In the book, Cinna is depicted as black, and he’s played by Lenny Kravitz, who is Jewish and black. The trainer Atala is described only as a tall trainer, but she’s played in the movie by black actress Karan Kendrick, who has a website, Facebook page, and Twitter account. She seems like a capable actress. To her credit, she also has a sense of humor. Mad magazine did the usual satire of the Hunger Games, calling it “The Hunger Pains,” and they had a large splash panel with Atala in the middle of various tributes preparing for the games. The cartoon of Atala/Kendrick was a good likeness of her. Karan Kendrick copied that cartoon and made it the illustration of her Facebook page and Twitter account.

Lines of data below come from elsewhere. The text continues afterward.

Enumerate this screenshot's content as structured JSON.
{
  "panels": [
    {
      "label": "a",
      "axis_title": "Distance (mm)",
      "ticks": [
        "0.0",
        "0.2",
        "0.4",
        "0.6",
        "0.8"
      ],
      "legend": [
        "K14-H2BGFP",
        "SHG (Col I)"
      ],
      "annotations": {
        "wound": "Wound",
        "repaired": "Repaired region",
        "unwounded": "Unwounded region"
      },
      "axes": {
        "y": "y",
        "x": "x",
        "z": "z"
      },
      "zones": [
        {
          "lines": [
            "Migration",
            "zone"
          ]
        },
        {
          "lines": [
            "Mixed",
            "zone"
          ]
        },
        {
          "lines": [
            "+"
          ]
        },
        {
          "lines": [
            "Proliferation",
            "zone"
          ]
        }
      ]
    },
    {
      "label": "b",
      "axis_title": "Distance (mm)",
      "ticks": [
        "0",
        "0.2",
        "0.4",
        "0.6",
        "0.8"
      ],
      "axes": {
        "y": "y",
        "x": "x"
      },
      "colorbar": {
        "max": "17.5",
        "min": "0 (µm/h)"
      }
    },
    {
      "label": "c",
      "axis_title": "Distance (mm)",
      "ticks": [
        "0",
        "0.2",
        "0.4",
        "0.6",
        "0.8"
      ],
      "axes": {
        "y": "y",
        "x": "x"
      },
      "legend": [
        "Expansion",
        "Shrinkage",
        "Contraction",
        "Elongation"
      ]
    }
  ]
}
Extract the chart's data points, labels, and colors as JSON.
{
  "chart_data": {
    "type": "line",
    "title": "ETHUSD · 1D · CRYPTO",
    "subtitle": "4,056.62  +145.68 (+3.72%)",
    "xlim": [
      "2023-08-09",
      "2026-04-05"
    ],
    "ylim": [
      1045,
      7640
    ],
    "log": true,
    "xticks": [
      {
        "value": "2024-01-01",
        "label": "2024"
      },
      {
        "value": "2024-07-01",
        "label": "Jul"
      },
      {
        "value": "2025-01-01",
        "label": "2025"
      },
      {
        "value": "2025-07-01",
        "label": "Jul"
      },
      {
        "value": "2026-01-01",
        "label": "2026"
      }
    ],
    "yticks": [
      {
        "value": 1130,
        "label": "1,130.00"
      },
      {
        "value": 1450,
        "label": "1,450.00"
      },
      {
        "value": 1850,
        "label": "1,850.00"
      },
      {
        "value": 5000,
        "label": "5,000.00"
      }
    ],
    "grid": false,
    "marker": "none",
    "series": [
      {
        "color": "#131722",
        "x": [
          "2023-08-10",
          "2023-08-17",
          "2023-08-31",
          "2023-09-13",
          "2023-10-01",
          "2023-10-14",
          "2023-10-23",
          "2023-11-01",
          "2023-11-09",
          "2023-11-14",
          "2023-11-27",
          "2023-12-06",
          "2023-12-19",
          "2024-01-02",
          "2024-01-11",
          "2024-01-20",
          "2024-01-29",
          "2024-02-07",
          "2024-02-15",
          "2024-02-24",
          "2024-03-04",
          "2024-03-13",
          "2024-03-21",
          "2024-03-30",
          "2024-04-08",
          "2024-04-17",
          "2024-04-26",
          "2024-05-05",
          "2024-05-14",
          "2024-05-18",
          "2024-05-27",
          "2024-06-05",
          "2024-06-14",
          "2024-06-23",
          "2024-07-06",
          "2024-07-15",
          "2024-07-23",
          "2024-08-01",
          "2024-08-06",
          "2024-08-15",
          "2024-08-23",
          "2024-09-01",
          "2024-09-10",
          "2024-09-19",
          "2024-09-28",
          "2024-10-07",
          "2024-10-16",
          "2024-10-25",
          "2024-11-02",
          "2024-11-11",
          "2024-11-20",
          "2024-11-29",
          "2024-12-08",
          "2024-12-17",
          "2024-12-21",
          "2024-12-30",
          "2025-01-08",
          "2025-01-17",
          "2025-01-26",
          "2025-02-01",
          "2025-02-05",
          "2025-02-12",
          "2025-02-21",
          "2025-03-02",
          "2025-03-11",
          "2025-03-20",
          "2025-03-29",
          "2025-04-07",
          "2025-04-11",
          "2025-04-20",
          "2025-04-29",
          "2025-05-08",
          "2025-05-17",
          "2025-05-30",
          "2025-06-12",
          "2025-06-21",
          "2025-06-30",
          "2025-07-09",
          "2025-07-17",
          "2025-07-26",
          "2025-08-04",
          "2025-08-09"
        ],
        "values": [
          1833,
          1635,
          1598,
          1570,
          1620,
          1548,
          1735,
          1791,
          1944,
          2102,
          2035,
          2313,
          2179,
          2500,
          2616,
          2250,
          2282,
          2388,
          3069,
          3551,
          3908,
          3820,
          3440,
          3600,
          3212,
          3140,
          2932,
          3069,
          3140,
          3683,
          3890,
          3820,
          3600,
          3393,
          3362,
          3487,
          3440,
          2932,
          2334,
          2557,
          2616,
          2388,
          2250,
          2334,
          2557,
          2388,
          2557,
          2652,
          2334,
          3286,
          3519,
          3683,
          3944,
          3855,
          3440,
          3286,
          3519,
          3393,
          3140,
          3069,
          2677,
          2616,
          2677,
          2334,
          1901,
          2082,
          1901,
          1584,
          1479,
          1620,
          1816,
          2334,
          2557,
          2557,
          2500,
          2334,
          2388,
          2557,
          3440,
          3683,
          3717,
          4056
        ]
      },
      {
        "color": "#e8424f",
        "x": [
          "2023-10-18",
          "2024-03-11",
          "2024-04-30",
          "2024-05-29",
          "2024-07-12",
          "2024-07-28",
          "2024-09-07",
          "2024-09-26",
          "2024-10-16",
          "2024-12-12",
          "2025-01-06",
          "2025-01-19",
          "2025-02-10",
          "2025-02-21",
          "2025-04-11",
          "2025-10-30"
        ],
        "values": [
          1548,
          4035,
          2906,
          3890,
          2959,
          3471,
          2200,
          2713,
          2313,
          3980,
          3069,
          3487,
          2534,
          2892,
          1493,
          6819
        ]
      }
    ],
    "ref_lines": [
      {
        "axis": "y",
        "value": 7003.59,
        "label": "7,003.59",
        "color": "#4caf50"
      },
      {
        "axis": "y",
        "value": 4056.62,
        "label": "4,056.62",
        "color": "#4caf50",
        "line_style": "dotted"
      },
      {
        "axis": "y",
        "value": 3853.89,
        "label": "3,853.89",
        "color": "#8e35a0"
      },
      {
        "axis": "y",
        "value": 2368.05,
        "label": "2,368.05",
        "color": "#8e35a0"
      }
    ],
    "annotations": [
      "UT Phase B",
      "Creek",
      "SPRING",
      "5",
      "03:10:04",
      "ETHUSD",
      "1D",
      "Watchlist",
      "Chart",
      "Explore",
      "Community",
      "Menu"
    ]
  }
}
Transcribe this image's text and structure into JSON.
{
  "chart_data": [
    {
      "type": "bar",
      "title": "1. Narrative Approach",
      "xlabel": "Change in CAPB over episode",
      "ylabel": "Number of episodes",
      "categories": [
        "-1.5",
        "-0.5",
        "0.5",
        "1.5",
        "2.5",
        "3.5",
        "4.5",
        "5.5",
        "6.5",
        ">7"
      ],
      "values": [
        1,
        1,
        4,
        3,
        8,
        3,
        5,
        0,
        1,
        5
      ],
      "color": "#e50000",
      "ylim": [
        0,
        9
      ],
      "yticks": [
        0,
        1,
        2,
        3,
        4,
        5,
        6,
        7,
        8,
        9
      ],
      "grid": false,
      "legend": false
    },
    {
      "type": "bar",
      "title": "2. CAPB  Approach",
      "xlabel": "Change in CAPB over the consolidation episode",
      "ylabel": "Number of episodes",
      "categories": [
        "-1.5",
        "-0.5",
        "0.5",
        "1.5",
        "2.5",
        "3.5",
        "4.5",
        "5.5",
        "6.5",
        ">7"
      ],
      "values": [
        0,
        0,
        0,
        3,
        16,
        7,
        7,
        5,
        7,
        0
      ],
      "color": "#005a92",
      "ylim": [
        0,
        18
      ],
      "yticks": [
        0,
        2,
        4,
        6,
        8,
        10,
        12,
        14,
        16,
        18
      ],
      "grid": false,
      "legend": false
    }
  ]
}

I was glad that she could laugh at the satire.
I’m not sure why people are having a racially-related debate over the Hunger Games. I think race was not a major issue in the books or movies. I made it a factor in my fan fiction, because I wanted to create interesting, complex, detailed characters and a story world with some depth. It’s not a central issue, and it’s not treated with rancor or bitterness…in some ways, I wanted to have a brief running gag. It is followed with another running gag – and I’m not giving away advance plot here, because the relevant chapters have been posted and the gag has been made – in which different people encountering the reunited lovers repeatedly say to them, “You know, you two look good together,” which is precisely the point of their relationship.
But I think, overall, that the fact that people are bringing up racial issues and creating animosity in the Hunger Games where not much should exist says more about the people making the arguments than about the novels and movie. I think there are too many people in this world who have penknives to grind, issues and subjects over which they obsess, and any time they see something large to comment on, they do so in their familiar terms of reference, riding their hobbyhorse, beating it to death, inflaming it and politicizing it to gratify their own desires: to spread hatred, infuriate others, gain fame, inflate their own self-importance. It gets tiresome and upsetting.
I think the real questions generated by the Hunger Games is how our society, regardless of ethnicity, has become addicted to “reality shows” in which highly combustible people of no merit (e.g., Snooki) are given undeserved fame and importance, and their tawdry soap-opera lives become national obsessions. The Hunger Games is the ultimate version of reality shows, in which a nation comes to a crashing halt to watch 24 teenagers brutally kill each other. They are a futuristic version of the Roman gladiator fights, and I wonder if we are not so far, with televised wars and “reality shows,” from having such “entertainment” become standard fodder. The odds, as Suzanne Collins writes, are definitely not in our favor.